For the better part of a decade, I’ve been saying two things:

  • The GOP needs to engage the voters in the 4th and 5th CDs – including the dreaded “inner city” voter – better.  I’m not the only one to say this, of course – but so far, Dan Severson and his Minority Liberty Alliance have been the only real cow to go with the moo. 
  • While black, Latino, Asian and immigrant voters tend to vote overwhelmingly Democrat (for reasons that are less related to patronage and force of habit than some would like to think), it remains a fact as well as a stereotype that Latinos are socially conservative, Asians do place a premium on education and initiative, and African-Americans are among the most passionate advocates of school choice, and they should be, eventually, amenable to a message that reflects that. 

Below is the outline of a speech that I’d love to see a (presumably white) Republican (although the candidacy of Abdimalik Askar against Phyllis Kahn is a hopeful sign) give to an African-American audience in the 4th or 5th CD.  The candidate won’t be me, natch – there’s no way I’m ever running for office.  I’ve given oppo researchers almost 15 years of smear-fodder.  It’s just not gonna happen. 

But for someone else – someone who actually belongs running for office? 

Here’s an idea.

Hi.  I’m [NAME].   And I’m a conservative. 

And so should you be. 

Now, I’m a conservative in a room full of people who, if the statistics are right – and they are – nine out of ten of whom voted for the Democrats in the last election.  And the one before that.  And the several elections before that. 

And so I know I’m running uphill, here.  And it might seem a little hopeless and arrogant to “ask you for your vote”, right out of the gate.  So let me put it this way; I’m going to ask you to think about some of your assumptions.  And maybe we can talk about it?

Because there are three reasons you should be voting conservative. 

Not “Republican”, necessarily – but we’ll come back to that. 

But those reasons are Education, Crime, and your Paycheck. 

Let’s start with education.  I know  many of you are parents, out there.  So am I.  And I had an awful time with the Saint Paul Public Schools.  I had both my kids in there.  And it was terrible.  And so I pulled my kids out, and put ’em in a charter school.  And I found out something that surprised me; most of the other parents in the charter school were black, Latino and Asian!  And they were there for the same reason I was…

…only moreso.  The achievement gap in Minneapolis and Saint Paul is up there with the highest in the country.  And the school districts knew it – did you see the story about how the Minneapolis Public Schools sent all their worst teachers to the North Side?  And those other parents I met in the charter school system knew it – and they were trying to find something better for their kids. 

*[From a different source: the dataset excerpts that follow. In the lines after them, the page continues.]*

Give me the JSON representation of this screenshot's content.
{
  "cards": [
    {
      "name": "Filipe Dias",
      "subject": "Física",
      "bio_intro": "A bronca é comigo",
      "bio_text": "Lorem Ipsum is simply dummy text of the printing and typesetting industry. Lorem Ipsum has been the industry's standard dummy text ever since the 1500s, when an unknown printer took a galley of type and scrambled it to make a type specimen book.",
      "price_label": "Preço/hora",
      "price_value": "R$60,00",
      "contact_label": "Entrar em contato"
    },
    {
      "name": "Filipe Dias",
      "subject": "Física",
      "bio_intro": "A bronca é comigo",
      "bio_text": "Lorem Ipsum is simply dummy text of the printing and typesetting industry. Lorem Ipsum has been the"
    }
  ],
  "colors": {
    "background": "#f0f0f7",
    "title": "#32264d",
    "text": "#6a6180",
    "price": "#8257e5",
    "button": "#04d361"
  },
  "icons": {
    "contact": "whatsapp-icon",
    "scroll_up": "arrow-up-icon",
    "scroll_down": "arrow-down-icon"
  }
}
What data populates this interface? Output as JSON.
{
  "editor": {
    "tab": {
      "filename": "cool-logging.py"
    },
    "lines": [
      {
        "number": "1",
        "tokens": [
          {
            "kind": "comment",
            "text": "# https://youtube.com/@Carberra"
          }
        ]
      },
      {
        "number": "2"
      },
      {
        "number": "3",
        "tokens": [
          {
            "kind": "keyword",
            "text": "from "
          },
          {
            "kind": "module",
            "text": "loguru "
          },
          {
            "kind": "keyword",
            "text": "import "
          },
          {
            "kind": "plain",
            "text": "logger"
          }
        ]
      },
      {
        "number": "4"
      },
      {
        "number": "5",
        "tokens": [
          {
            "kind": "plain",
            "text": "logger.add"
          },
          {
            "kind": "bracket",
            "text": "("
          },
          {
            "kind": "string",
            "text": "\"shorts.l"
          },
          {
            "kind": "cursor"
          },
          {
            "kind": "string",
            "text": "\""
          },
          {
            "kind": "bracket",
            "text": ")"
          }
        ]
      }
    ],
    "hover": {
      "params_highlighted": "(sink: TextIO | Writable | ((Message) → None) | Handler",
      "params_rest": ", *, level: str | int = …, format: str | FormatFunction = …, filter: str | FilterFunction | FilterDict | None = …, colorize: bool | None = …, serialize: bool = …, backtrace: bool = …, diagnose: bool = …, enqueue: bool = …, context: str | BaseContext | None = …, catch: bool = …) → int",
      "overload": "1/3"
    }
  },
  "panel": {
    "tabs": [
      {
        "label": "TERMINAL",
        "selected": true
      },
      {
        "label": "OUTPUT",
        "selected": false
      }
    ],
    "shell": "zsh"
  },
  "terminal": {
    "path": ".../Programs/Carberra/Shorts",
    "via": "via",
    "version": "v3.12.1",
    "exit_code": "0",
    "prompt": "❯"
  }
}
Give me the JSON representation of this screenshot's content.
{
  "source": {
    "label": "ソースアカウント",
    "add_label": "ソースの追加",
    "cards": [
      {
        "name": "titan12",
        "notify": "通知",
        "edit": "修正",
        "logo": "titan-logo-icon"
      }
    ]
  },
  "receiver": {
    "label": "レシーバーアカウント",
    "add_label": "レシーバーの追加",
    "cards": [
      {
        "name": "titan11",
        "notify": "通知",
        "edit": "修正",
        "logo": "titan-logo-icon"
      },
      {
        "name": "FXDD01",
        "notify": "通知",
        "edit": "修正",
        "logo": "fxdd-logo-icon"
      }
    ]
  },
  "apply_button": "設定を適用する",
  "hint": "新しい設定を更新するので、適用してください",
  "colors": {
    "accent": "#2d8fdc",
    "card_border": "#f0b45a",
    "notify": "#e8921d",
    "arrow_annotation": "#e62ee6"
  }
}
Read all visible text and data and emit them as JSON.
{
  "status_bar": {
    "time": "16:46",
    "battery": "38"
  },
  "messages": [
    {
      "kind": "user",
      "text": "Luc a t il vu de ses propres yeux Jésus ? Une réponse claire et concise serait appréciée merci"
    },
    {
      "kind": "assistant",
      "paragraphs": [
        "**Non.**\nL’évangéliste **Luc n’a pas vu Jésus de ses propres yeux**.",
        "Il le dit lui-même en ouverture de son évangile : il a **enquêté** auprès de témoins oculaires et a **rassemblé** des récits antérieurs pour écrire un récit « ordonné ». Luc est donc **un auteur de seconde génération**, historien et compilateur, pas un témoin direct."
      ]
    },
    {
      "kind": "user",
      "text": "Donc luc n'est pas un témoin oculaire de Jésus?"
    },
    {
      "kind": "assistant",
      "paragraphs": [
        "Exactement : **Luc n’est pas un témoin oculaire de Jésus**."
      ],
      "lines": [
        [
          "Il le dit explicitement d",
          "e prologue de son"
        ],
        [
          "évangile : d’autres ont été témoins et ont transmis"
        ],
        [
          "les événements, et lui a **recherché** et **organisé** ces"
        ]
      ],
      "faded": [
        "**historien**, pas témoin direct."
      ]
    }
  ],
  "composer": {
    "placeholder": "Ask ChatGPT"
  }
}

And I’m not blaming the people who run the schools, or the union, or especially teachers – my dad, my little sister and two of my grandparents have been teachers, so that’d be pretty stupid. 

Fact is, there are lots of things that need to change in the schools.  And any of them is going to take years, probably decades, to fix.  And you, me, none of us have decades – we’ve got our kids for maybe 18 years!  12 of them in school!  We need results now

And so I, and those other parents, and I suspect a fair number of you, pulled your kids out of the public school system and put them in charter schools, or enrolled them out in the ‘burbs, or maybe worked two jobs and put ’em in a church school.  Eight out of ten charter school families in Minneapolis and Saint Paul are black, or Latino, or Asian, or immigrants.  You did it – we did it – because we needed results now, for our kids, the ones we actually have

What were our options?  Work for 20-30, maybe 40 years to change the system?  Maybe for our grandkids? 

Another option might have been to pray for a miracle, like the whole system gets blown away in one big storm?  That actually happened in New Orleans.  Hurricane Katrina destroyed most of the New Orleans schools.  When they tried to re-open, there weren’t enough people and enough money to do it – so they went to charter schools.  Oh, yeah – and they worked; New Orleans closed its last district school.  They’re all charter now.  And the achievement gap between black and white kids is a lot less than it is in the Twin Cities, and it’s getting better!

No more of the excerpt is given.